The Cute and the Cool
The Cute and the Cool
Wondrous Innocence and Modern American Children's Culture
By Gary Cross
Oxford University Press, USA, Hardcover, 9780195156669, 272pp.
Publication Date: March 1, 2004
The twentieth century was, by any reckoning, the age of the child in America. Today, we pay homage at the altar of childhood, heaping endless goods on the young, reveling in memories of a more innocent time, and finding solace in the softly backlit memories of our earliest years. We are, the proclamation goes, just big kids at heart. And, accordingly, we delight in prolonging and inflating the childhood experiences of our offspring. In images of the naughty but nice Buster Brown and the coquettish but sweet Shirley Temple, Americans at mid-century offered up a fantastic world of treats, toys, and stories, creating a new image of the child as "cute." Holidays such as Christmas and Halloween became blockbuster affairs, vehicles to fuel the bedazzled and wondrous innocence of the adorable child. All this, Gary Cross illustrates, reflected the preoccupations of a more gentle and affluent culture, but it also served to liberate adults from their rational and often tedious worlds of work and responsibility. But trouble soon entered paradise. The "cute" turned into "cool" as children, following their parental example, embraced the gift of fantasy and unrestrained desire to rebel against the saccharine excesses of wondrous innocence in deliberate pursuit of the anti-cute. Movies, comic books, and video games beckoned to children with the allures of an often violent, sexualized, and increasingly harsh worldview. Unwitting and resistant accomplices to this commercial transformation of childhood, adults sought-over and over again, in repeated and predictable cycles-to rein in these threats in a largely futile jeremiad to preserve the old order. Thus, the cute child-deliberately manufactured and cultivated--has ironically fostered a profoundly troubled ambivalence toward youth and child rearing today.
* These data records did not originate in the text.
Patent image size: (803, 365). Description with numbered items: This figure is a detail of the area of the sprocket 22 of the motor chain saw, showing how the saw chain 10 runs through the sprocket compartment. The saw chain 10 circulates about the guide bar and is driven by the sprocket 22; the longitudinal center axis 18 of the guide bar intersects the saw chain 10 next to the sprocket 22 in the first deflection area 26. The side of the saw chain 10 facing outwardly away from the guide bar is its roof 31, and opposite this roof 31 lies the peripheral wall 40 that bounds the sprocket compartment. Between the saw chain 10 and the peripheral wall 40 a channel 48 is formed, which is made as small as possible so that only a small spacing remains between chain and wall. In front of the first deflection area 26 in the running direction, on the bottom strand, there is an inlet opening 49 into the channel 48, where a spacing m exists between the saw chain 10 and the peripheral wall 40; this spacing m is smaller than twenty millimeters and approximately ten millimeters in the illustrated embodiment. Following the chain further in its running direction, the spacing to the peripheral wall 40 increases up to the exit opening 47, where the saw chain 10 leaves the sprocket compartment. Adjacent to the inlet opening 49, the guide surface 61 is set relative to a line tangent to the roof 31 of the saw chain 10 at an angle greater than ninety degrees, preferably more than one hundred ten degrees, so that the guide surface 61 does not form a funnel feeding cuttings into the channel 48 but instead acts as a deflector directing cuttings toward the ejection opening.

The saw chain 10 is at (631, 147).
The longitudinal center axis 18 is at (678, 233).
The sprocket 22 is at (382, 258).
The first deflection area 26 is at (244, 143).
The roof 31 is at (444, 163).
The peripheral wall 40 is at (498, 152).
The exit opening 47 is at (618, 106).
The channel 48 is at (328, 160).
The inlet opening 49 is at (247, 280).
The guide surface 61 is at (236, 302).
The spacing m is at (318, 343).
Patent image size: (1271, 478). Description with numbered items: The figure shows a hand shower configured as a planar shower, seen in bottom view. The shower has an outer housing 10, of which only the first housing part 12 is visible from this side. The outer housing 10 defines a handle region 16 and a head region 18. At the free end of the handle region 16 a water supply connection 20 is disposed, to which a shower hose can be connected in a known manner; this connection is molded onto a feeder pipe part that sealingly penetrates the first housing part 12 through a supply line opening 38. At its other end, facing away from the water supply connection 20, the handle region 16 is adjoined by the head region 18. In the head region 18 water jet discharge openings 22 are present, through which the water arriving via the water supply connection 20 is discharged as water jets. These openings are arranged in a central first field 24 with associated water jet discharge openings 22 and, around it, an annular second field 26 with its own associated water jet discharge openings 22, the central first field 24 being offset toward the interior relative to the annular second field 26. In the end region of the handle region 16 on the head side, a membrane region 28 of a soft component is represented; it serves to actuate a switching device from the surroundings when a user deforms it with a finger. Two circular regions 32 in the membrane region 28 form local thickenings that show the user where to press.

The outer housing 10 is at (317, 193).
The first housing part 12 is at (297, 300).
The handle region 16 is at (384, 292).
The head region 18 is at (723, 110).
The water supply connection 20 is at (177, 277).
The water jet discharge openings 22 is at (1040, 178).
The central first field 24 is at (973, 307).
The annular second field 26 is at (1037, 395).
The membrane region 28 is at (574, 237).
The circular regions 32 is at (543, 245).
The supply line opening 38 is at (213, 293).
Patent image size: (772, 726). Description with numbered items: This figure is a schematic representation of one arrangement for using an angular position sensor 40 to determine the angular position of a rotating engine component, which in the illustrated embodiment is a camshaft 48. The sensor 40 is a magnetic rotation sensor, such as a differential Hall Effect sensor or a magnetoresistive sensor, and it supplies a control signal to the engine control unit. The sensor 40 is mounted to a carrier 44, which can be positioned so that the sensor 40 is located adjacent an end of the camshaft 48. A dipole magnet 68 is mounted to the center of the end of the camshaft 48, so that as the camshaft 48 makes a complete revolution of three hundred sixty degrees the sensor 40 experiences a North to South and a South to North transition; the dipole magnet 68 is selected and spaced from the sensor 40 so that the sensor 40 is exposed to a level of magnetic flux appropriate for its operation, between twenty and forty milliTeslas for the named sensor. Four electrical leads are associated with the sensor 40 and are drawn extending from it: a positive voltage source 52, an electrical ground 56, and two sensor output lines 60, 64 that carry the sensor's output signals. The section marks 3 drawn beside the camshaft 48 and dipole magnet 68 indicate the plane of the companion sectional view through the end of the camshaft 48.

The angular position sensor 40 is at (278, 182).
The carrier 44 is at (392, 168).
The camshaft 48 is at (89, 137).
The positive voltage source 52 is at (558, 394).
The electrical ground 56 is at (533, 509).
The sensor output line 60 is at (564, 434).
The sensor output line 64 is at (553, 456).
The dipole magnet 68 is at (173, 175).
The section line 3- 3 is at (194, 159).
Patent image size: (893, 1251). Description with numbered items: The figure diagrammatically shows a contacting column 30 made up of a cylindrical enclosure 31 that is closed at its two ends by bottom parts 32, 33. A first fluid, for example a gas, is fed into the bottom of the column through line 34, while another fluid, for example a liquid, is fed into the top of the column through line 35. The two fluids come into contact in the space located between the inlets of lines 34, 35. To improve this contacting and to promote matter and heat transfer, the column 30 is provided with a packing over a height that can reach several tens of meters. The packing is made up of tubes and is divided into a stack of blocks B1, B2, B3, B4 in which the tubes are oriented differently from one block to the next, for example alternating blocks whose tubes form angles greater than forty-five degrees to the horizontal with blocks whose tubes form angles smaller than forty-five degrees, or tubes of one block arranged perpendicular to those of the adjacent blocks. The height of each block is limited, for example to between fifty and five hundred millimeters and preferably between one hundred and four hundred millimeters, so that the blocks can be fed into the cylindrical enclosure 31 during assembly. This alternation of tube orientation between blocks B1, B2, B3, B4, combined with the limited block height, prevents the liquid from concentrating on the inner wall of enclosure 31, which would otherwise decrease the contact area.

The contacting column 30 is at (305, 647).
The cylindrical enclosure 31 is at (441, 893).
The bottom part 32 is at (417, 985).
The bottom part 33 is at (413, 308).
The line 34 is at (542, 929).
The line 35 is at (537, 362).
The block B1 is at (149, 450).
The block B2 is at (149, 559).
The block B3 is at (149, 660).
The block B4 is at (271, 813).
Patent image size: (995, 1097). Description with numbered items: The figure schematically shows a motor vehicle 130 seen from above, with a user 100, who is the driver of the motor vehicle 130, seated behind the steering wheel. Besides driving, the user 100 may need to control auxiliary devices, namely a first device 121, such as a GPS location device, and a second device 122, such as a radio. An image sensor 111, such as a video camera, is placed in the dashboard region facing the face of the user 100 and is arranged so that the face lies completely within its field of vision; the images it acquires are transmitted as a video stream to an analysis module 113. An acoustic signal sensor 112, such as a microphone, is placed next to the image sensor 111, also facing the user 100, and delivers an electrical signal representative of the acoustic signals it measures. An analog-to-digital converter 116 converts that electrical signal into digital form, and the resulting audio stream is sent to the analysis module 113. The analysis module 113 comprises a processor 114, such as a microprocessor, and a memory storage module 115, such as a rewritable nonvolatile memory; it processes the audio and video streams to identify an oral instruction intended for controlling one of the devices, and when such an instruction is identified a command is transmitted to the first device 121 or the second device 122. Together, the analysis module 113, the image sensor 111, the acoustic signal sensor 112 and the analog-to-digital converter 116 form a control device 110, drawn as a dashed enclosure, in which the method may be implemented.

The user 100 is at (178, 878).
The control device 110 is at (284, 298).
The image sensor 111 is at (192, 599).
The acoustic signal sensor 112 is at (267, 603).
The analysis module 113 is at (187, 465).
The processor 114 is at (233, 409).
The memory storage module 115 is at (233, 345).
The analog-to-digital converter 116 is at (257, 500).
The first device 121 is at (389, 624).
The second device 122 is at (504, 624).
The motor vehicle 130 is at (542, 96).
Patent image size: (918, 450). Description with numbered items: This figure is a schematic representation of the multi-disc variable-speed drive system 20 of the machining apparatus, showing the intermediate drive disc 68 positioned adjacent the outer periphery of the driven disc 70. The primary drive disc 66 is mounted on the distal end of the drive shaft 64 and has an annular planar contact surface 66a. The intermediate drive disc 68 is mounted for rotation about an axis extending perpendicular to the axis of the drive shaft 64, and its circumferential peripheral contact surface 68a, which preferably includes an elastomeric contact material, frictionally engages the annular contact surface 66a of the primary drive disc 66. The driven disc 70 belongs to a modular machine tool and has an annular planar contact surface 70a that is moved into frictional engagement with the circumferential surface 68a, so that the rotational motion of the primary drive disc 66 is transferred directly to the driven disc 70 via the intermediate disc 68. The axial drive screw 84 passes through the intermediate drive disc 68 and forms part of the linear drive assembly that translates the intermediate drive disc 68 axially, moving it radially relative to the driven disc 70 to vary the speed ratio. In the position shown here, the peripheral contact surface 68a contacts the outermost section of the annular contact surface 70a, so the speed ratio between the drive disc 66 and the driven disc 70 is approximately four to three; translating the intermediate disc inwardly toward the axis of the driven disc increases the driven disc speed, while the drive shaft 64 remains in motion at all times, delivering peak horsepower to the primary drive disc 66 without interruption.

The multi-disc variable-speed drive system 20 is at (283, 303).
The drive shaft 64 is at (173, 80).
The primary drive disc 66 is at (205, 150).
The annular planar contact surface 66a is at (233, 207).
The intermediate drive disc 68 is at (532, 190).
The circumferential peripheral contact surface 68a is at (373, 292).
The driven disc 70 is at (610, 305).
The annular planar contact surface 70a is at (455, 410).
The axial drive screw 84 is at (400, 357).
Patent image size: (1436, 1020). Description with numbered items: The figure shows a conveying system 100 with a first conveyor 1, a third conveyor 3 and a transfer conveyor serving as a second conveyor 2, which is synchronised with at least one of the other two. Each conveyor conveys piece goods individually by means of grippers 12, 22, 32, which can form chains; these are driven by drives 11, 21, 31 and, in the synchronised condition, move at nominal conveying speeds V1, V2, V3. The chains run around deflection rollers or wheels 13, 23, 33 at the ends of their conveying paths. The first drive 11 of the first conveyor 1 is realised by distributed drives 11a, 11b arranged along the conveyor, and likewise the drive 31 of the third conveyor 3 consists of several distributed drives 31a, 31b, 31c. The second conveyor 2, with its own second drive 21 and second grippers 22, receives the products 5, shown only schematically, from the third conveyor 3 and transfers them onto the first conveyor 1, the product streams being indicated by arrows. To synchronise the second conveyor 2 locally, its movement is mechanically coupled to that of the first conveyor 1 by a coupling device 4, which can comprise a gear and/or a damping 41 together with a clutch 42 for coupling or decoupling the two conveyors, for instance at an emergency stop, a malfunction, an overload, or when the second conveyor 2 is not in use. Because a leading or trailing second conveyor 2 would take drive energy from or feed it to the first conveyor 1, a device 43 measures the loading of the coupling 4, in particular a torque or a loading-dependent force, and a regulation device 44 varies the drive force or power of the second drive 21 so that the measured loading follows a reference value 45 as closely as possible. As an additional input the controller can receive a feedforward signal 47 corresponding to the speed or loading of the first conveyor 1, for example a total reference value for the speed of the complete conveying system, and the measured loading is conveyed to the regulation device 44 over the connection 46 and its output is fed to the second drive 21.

Expertly weaving his way through the cultural artifacts, commercial currents, and parenting anxieties of the previous century, Gary Cross offers a vibrant and entirely fresh portrait of the forces that have defined American childhood.
About the Author
Author of An All-Consuming Century: Why Commercialism Won in Modern America, Kids' Stuff: Toys and the Changing World of American Childhood, and seven other books relating to the history of modern society, Gary Cross is a Distinguished Professor of Modern History at the Pennsylvania State University.